Querying data in seriesly is generally about determining what happened within a given time window. When formulating a query, there are a few things you need to consider:

  • time range
  • grouping
  • keys
  • aggregation

For the quickstarters, I'm going to start an example:

Example query: http://localhost:3133/testdb/_query?from=2012&to=2013&group=3600000&ptr=/data/children/0/data/num_comments&ptr=/data/children/0/data/score&ptr=/data/children/0/data/score&reducer=avg&reducer=avg&reducer=count

This asks to consider data from 2012 to 2013, grouped by hour. We pull the average /data/children/0/data/num_comments and both the average and total /data/children/0/data/score. The resulting object will be in the following form:

{"1346050800000":[1232,2675,1001]}

Query Reference

Query parameters are passed in as regular URL form parameters.

Time Range

Timestamps are stored in UTC in the following format: 2012-08-27T07:52:05.151331069Z

from and to represent starting and ending points. You can use any time format acceptable for storing samples for querying (e.g. 1346189075374651880 for nanosecond granularity epoch time or 2012 to indicate the start of the year 2012).

Grouping

group is the number of milliseconds over which the data are chunked together. For example, if you want the hourly aggregations, you pass group=3600000.

Field Selection

Field selection (the parts of the document you're interested in) is done by pairs of JSON Pointer references and reducer function names. You specify as many pointers as you want as ptr params, but each one MUST have a corresponding reducer specified.

Example:

ptr=/some/sub/field&reducer=avg

Document Filtering

Documents can be filtered on an exact string match of a field by specifying a filter key (jsonpointer) as f with a corresponding value of fv. Multiple f and fv pairs may be specified and documents will match when all filters are satisfied.

Example:

f=/some/field&fv=important

Available Reducers

  • any - pull an arbitrary value from the group
  • count - the number of non-null values in the group
  • sum - the sum of numeric values from the group
  • sumsq - the sum of the squares of the numeric values from the group
  • max - the maximum numeric value in the group
  • min - the minimum numeric value in the group
  • avg - the average numeric value in the group (considering only numeric values in the count)
  • c_min - minimum per-second rate of a counter stat
  • c_avg - avg per-second rate of a counter stat
  • c_max - max per-second rate of a counter stat
  • identity - the entire group verbatim

Example

Here's a sort of visual example of how querying works.

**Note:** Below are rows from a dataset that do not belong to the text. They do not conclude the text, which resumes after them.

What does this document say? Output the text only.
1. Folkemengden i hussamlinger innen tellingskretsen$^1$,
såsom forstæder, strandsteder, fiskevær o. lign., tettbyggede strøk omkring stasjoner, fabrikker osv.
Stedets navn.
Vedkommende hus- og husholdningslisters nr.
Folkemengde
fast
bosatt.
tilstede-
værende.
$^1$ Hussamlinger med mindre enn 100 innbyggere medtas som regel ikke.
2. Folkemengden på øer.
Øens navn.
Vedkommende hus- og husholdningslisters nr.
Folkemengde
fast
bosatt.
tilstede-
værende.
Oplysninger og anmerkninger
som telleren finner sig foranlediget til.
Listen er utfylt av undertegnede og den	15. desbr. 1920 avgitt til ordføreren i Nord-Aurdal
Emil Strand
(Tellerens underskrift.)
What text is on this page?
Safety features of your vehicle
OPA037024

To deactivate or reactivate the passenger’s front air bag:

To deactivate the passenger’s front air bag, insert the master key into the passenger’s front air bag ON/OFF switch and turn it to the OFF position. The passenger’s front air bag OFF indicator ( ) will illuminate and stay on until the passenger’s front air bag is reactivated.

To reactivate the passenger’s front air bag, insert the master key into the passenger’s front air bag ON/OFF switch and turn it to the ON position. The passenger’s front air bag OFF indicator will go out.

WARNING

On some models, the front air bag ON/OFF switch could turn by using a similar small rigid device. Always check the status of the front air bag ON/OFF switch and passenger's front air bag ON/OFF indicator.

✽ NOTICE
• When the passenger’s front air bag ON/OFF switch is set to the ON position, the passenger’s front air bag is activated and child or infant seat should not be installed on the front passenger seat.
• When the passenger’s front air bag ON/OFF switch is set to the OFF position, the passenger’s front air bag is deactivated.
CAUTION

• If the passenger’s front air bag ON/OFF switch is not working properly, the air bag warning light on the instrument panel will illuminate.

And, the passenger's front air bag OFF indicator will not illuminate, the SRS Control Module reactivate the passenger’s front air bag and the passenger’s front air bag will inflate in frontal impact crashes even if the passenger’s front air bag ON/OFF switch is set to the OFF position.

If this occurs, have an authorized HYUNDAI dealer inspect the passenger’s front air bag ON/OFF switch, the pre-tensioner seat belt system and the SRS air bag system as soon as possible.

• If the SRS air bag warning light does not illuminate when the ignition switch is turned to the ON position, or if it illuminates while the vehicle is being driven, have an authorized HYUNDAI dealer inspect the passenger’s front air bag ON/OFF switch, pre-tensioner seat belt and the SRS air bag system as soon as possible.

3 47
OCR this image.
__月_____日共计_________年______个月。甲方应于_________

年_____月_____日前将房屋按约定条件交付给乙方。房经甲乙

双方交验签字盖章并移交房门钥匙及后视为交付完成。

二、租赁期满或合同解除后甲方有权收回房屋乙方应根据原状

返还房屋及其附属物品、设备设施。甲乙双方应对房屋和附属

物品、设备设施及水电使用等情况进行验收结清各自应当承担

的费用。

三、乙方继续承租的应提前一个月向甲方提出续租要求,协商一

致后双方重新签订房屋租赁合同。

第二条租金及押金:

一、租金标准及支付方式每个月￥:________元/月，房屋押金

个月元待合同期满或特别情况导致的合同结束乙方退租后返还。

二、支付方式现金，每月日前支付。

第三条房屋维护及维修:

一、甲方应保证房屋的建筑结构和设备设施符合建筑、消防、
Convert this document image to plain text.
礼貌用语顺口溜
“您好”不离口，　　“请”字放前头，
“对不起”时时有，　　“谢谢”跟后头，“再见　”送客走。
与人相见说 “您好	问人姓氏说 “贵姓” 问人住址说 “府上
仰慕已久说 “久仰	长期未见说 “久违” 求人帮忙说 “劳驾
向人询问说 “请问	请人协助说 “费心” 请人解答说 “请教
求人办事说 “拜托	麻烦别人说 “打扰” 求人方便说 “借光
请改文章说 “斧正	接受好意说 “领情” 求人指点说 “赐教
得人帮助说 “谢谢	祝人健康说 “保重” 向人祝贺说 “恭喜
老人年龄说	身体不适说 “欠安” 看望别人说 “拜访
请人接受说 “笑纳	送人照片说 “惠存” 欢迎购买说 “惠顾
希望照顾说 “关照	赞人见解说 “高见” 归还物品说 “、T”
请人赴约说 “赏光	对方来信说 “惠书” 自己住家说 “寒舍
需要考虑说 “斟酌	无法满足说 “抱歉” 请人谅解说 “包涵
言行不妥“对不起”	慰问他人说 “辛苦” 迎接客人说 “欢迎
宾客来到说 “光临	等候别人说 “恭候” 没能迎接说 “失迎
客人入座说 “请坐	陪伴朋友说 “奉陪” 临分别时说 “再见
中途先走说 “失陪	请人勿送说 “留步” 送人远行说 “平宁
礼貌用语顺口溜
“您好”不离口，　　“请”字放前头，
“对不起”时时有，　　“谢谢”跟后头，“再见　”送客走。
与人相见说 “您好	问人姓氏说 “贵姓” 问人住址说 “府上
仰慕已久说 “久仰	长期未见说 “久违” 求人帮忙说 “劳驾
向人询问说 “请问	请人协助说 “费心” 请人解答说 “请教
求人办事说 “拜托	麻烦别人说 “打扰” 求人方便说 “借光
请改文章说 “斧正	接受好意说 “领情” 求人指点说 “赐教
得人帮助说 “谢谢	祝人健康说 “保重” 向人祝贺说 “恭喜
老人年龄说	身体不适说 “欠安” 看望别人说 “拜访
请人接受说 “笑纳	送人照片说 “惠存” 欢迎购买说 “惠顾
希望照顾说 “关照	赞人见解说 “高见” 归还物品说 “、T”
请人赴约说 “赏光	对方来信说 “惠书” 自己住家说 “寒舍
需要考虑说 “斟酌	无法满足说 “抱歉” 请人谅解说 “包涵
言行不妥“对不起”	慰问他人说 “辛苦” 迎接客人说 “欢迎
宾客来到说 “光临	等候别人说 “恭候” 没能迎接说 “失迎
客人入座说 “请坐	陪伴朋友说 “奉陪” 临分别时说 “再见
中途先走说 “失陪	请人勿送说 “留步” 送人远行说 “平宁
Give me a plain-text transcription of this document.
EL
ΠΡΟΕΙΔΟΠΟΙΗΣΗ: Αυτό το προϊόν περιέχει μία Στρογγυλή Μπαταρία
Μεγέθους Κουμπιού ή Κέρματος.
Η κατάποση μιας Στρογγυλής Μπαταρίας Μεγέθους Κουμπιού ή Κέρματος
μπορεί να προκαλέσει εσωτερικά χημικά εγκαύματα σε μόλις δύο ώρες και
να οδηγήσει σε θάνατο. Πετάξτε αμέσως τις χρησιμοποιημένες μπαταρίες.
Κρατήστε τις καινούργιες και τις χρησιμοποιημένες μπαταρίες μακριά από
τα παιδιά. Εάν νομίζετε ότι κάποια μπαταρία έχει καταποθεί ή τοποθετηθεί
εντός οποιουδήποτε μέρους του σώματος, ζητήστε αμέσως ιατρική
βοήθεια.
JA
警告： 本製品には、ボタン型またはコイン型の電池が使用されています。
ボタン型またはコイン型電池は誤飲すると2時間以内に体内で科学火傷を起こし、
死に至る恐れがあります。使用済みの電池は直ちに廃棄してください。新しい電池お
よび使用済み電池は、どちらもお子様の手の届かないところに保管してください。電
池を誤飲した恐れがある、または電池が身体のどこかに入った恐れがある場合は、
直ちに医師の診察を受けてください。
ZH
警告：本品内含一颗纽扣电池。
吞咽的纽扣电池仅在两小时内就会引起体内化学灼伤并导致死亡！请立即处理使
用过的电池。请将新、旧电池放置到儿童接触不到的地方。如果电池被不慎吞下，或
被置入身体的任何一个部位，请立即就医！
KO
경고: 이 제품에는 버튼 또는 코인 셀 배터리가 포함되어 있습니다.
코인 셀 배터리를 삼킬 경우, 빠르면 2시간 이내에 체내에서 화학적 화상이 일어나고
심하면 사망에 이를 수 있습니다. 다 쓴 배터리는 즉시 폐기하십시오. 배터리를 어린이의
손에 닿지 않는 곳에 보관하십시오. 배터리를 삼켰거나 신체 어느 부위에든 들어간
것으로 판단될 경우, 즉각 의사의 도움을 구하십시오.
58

For this query, I've asked for the count of /a, the avg of /c/e and the min of /b/2 grouped in 5 minute windows (300 seconds).

The key in the result does not represent the actual key that will be emitted. I used a human-readable time representation for illustration purposes only. Had this been an actual query, the timestamps would've all been absolute and emitted as the number of milliseconds since UNIX epoch.

Retrieving Raw Docs

Individual

If you know an individual document to retrieve, you can ask for it by its single authoritative key. e.g.

% curl http://localhost:3133/1013A51E00000035/2005-07-10T02:38:46Z
{"r": 24.06}

Bulk

Although often not required, you can retrieve all of a range of docs using the GET /dbname/_all. This takes a from and a to parameter as described in query above.

The results come back as a single object with the key as the timestamp and the value as stored.